Игорь Иванович Дикштейн был из недоучившихся «черных гардемаринов», низкорослый кондуктор из студентов, попавший на флот во время войны, имел жиденькую и потому казавшуюся неопрятной бородку, очки в серебряной оправе и тихое заведование – погреба второй башни главного калибра. Без труда усвоив все правила содержания, ухода и хранения боезапаса, кондуктор с немецкой аккуратностью, не раз поощрявшейся старшим артиллеристом «Севастополя» Гайцуком, смерть которого будет описана ниже, усердно «выхаживал» боезапас. После Брестского мира многие офицеры и мичманы старой армии с флота уволились, получив на руки отпускные билеты, в которых значилось: «…увольняется в отпуск до востребования и обращается в первобытное состояние». Игорь Иванович в первобытное состояние обращаться не спешил, в Петрограде был голод, и, по всем сведениям, так широко обсуждавшимся на бесконечных митингах и спорах в кондукторской кают-компании, наступивший 1921 год никакого облегчения не обещал. Сытный краснофлотский паек заслуживает того, чтобы быть названным по составным частям, поскольку и половины того не получали рабочие в Петрограде: полтора-два фунта хлеба, четверть фунта мяса, четверть фунта рыбы, четверть фунта крупы, 60–80 граммов сахара – и все это на один день. Правда, желание съесть хлеба или других продуктов возникало у многих встававших от стола и после флотского обеда. Хотя база снабжалась регулярно, без перебоев, по нормам зимнего времени, но продукты, поступающие на довольствие, были не всегда хорошего качества. Вместо круп часто шел в пищу мерзлый картофель, не хватало жиров, сахара…

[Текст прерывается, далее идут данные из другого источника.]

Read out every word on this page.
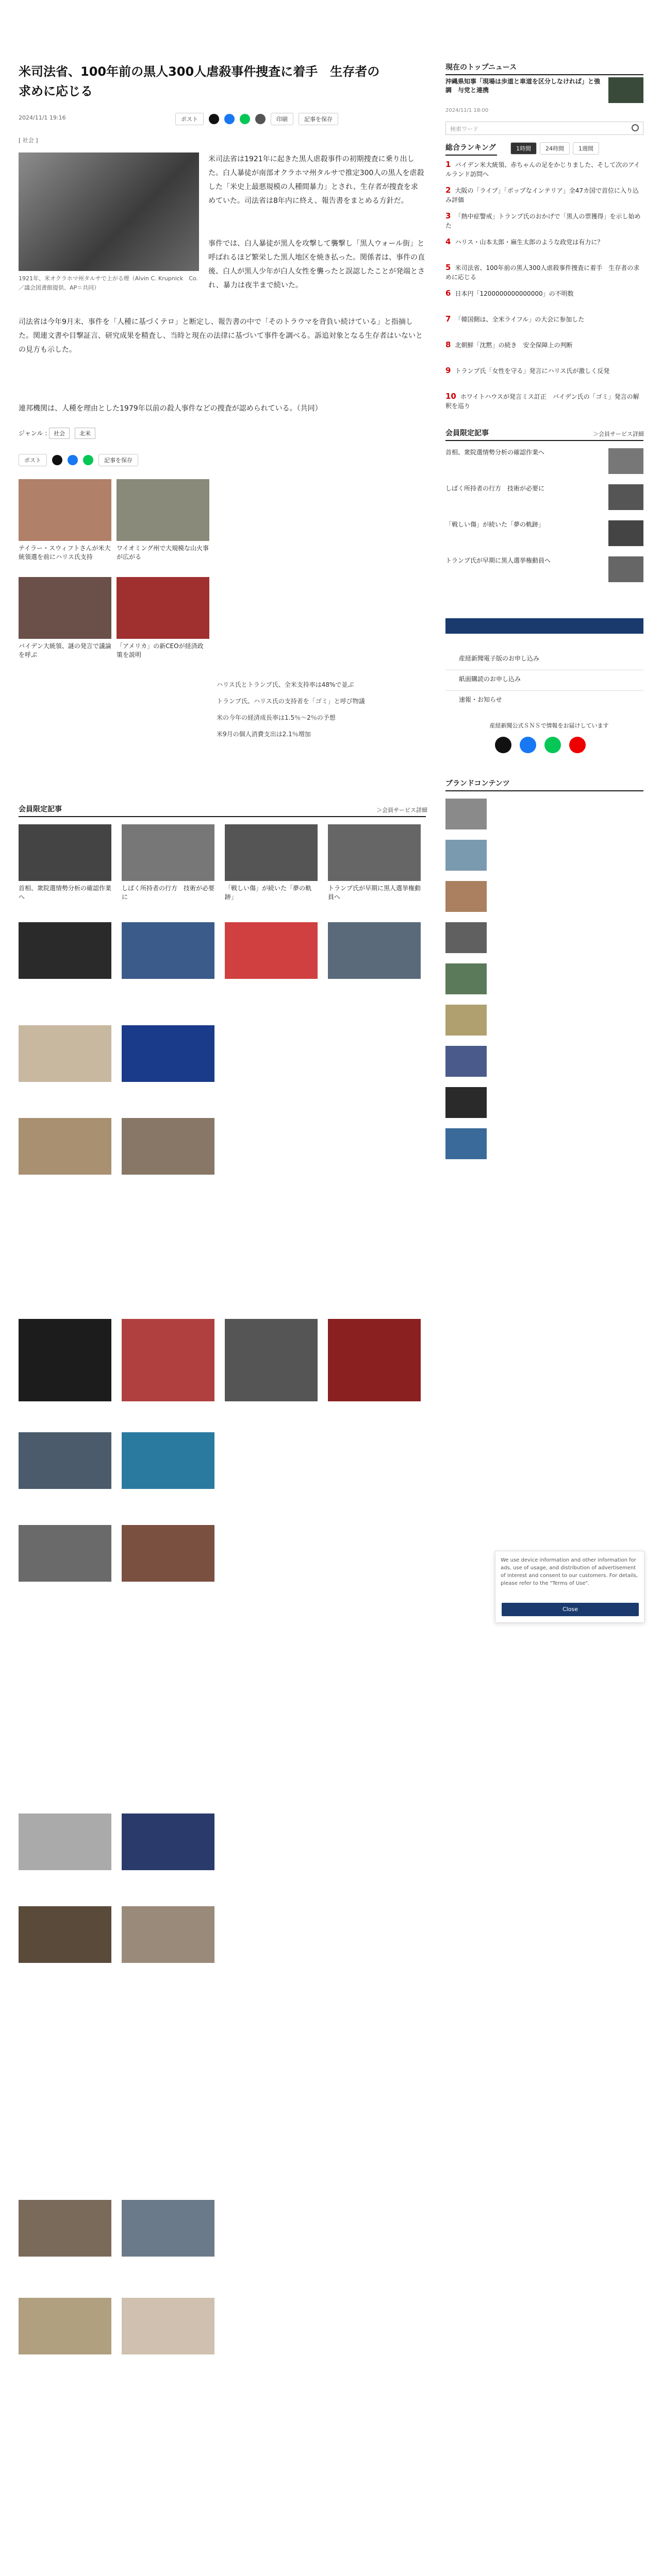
米司法省、100年前の黒人300人虐殺事件捜査に着手　生存者の
求めに応じる
2024/11/1 19:16	ポスト	印刷	記事を保存
[ 社会 ]
1921年、米オクラホマ州タルサで上がる煙（Alvin C. Krupnick　Co.／議会図書館提供、AP＝共同）
米司法省は1921年に起きた黒人虐殺事件の初期捜査に乗り出した。白人暴徒が南部オクラホマ州タルサで推定300人の黒人を虐殺した「米史上最悪規模の人種間暴力」とされ、生存者が捜査を求めていた。司法省は8年内に終え、報告書をまとめる方針だ。
事件では、白人暴徒が黒人を攻撃して襲撃し「黒人ウォール街」と呼ばれるほど繁栄した黒人地区を焼き払った。関係者は、事件の直後、白人が黒人少年が白人女性を襲ったと誤認したことが発端とされ、暴力は夜半まで続いた。
司法省は今年9月末、事件を「人種に基づくテロ」と断定し、報告書の中で「そのトラウマを背負い続けている」と指摘した。関連文書や目撃証言、研究成果を精査し、当時と現在の法律に基づいて事件を調べる。訴追対象となる生存者はいないとの見方も示した。
連邦機関は、人種を理由とした1979年以前の殺人事件などの捜査が認められている。（共同）
ジャンル : 社会	北米
ポスト	記事を保存
テイラー・スウィフトさんが米大統領選を前にハリス氏支持
ワイオミング州で大規模な山火事が広がる
バイデン大統領、謎の発言で議論を呼ぶ
「アメリカ」の新CEOが経済政策を説明
ハリス氏とトランプ氏、全米支持率は48%で並ぶ
トランプ氏、ハリス氏の支持者を「ゴミ」と呼び物議
米の今年の経済成長率は1.5％～2％の予想
米9月の個人消費支出は2.1％増加
会員限定記事	＞会員サービス詳細
首相、衆院選情勢分析の確認作業へ
しばく所持者の行方　技術が必要に
「戦しい傷」が続いた「夢の軌跡」
トランプ氏が早期に黒人選挙権動員へ
現在のトップニュース
沖縄県知事「現場は歩道と車道を区分しなければ」と強調　与党と連携
2024/11/1 18:00
検索ワード
総合ランキング	1時間	24時間	1週間
1 バイデン米大統領、赤ちゃんの足をかじりました、そして次のアイルランド訪問へ
2 大阪の「ライブ」「ポップなインテリア」全47カ国で首位に入り込み評価
3 「熱中症警戒」トランプ氏のおかげで「黒人の票獲得」を示し始めた
4 ハリス・山本太郎・麻生太郎のような政党は有力に？
5 米司法省、100年前の黒人300人虐殺事件捜査に着手　生存者の求めに応じる
6 日本円「1200000000000000」の不明数
7 「韓国側は、全米ライフル」の大会に参加した
8 北朝鮮「沈黙」の続き　安全保障上の判断
9 トランプ氏「女性を守る」発言にハリス氏が激しく反発
10 ホワイトハウスが発言ミス訂正　バイデン氏の「ゴミ」発言の解釈を巡り
会員限定記事	＞会員サービス詳細
首相、衆院選情勢分析の確認作業へ
しばく所持者の行方　技術が必要に
「戦しい傷」が続いた「夢の軌跡」
トランプ氏が早期に黒人選挙権動員へ
産経新聞電子版のお申し込み
紙面購読のお申し込み
速報・お知らせ
産経新聞公式ＳＮＳで情報をお届けしています
ブランドコンテンツ
We use device information and other information for ads, use of usage, and distribution of advertisement of interest and consent to our customers. For details, please refer to the "Terms of Use".
Close
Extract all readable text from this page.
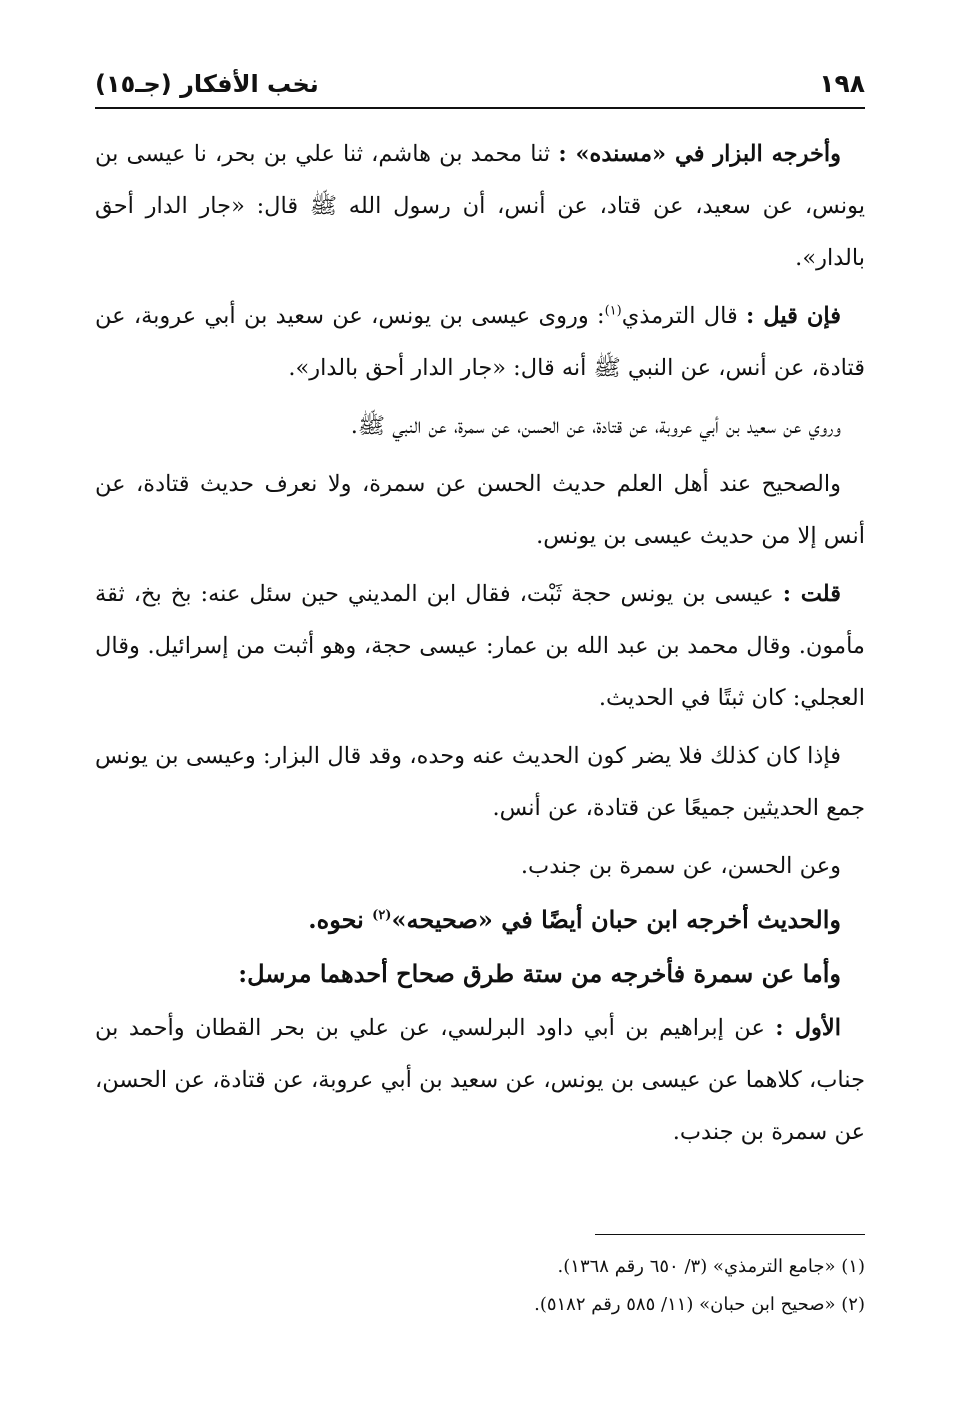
١٩٨
نخب الأفكار (جـ١٥)

وأخرجه البزار في «مسنده» : ثنا محمد بن هاشم، ثنا علي بن بحر، نا عيسى بن يونس، عن سعيد، عن قتاد، عن أنس، أن رسول الله ﷺ قال: «جار الدار أحق بالدار».

فإن قيل : قال الترمذي$^{(١)}$: وروى عيسى بن يونس، عن سعيد بن أبي عروبة، عن قتادة، عن أنس، عن النبي ﷺ أنه قال: «جار الدار أحق بالدار».

وروي عن سعيد بن أبي عروبة، عن قتادة، عن الحسن، عن سمرة، عن النبي ﷺ.

والصحيح عند أهل العلم حديث الحسن عن سمرة، ولا نعرف حديث قتادة، عن أنس إلا من حديث عيسى بن يونس.

قلت : عيسى بن يونس حجة ثَبْت، فقال ابن المديني حين سئل عنه: بخ بخ، ثقة مأمون. وقال محمد بن عبد الله بن عمار: عيسى حجة، وهو أثبت من إسرائيل. وقال العجلي: كان ثبتًا في الحديث.

فإذا كان كذلك فلا يضر كون الحديث عنه وحده، وقد قال البزار: وعيسى بن يونس جمع الحديثين جميعًا عن قتادة، عن أنس.

وعن الحسن، عن سمرة بن جندب.

والحديث أخرجه ابن حبان أيضًا في «صحيحه»$^{(٢)}$ نحوه.

وأما عن سمرة فأخرجه من ستة طرق صحاح أحدهما مرسل:

الأول : عن إبراهيم بن أبي داود البرلسي، عن علي بن بحر القطان وأحمد بن جناب، كلاهما عن عيسى بن يونس، عن سعيد بن أبي عروبة، عن قتادة، عن الحسن، عن سمرة بن جندب.

(١) «جامع الترمذي» (٣/ ٦٥٠ رقم ١٣٦٨).

(٢) «صحيح ابن حبان» (١١/ ٥٨٥ رقم ٥١٨٢).
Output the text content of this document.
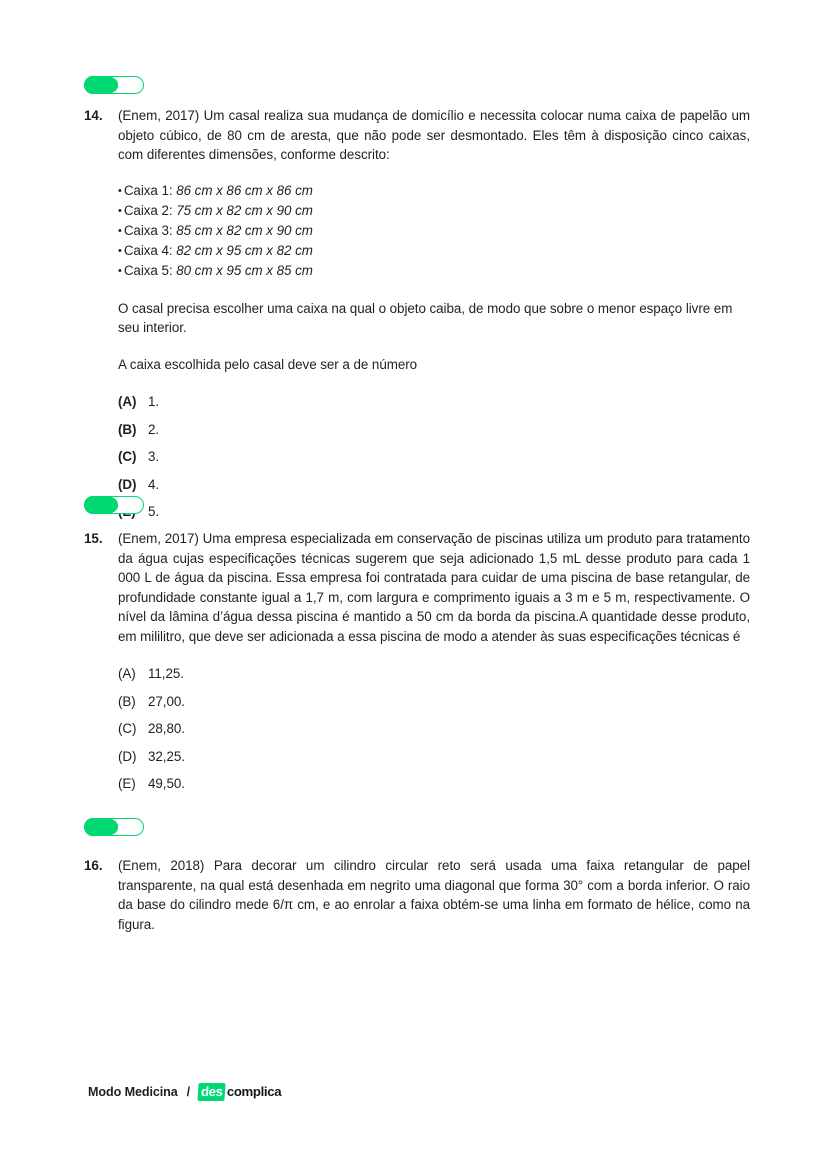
14.	(Enem, 2017) Um casal realiza sua mudança de domicílio e necessita colocar numa caixa de papelão um objeto cúbico, de 80 cm de aresta, que não pode ser desmontado. Eles têm à disposição cinco caixas, com diferentes dimensões, conforme descrito:

• Caixa 1: 86 cm x 86 cm x 86 cm
• Caixa 2: 75 cm x 82 cm x 90 cm
• Caixa 3: 85 cm x 82 cm x 90 cm
• Caixa 4: 82 cm x 95 cm x 82 cm
• Caixa 5: 80 cm x 95 cm x 85 cm

O casal precisa escolher uma caixa na qual o objeto caiba, de modo que sobre o menor espaço livre em seu interior.

A caixa escolhida pelo casal deve ser a de número

(A) 1.
(B) 2.
(C) 3.
(D) 4.
5.
15.	(Enem, 2017) Uma empresa especializada em conservação de piscinas utiliza um produto para tratamento da água cujas especificações técnicas sugerem que seja adicionado 1,5 mL desse produto para cada 1 000 L de água da piscina. Essa empresa foi contratada para cuidar de uma piscina de base retangular, de profundidade constante igual a 1,7 m, com largura e comprimento iguais a 3 m e 5 m, respectivamente. O nível da lâmina d’água dessa piscina é mantido a 50 cm da borda da piscina.A quantidade desse produto, em mililitro, que deve ser adicionada a essa piscina de modo a atender às suas especificações técnicas é

(A) 11,25.
(B) 27,00.
(C) 28,80.
(D) 32,25.
(E) 49,50.
16.	(Enem, 2018) Para decorar um cilindro circular reto será usada uma faixa retangular de papel transparente, na qual está desenhada em negrito uma diagonal que forma 30° com a borda inferior. O raio da base do cilindro mede 6/π cm, e ao enrolar a faixa obtém-se uma linha em formato de hélice, como na figura.

Modo Medicina / des complica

Мать и младший брат умерли в 1919-м от голода в тесной квартирке на пятом этаже старого дома по Петропавловской улице в Петрограде, поэтому задача выжить стала единственной и главной для Игоря Ивановича. Он умел предвидеть, умел рассчитать, но все чаще и чаще и даже вовсе не неожиданный, а какой-то идущий своим путем строй событий все его вроде бы просчитанные конструкции рушил.
Сначала все шло в соответствии с расчетом.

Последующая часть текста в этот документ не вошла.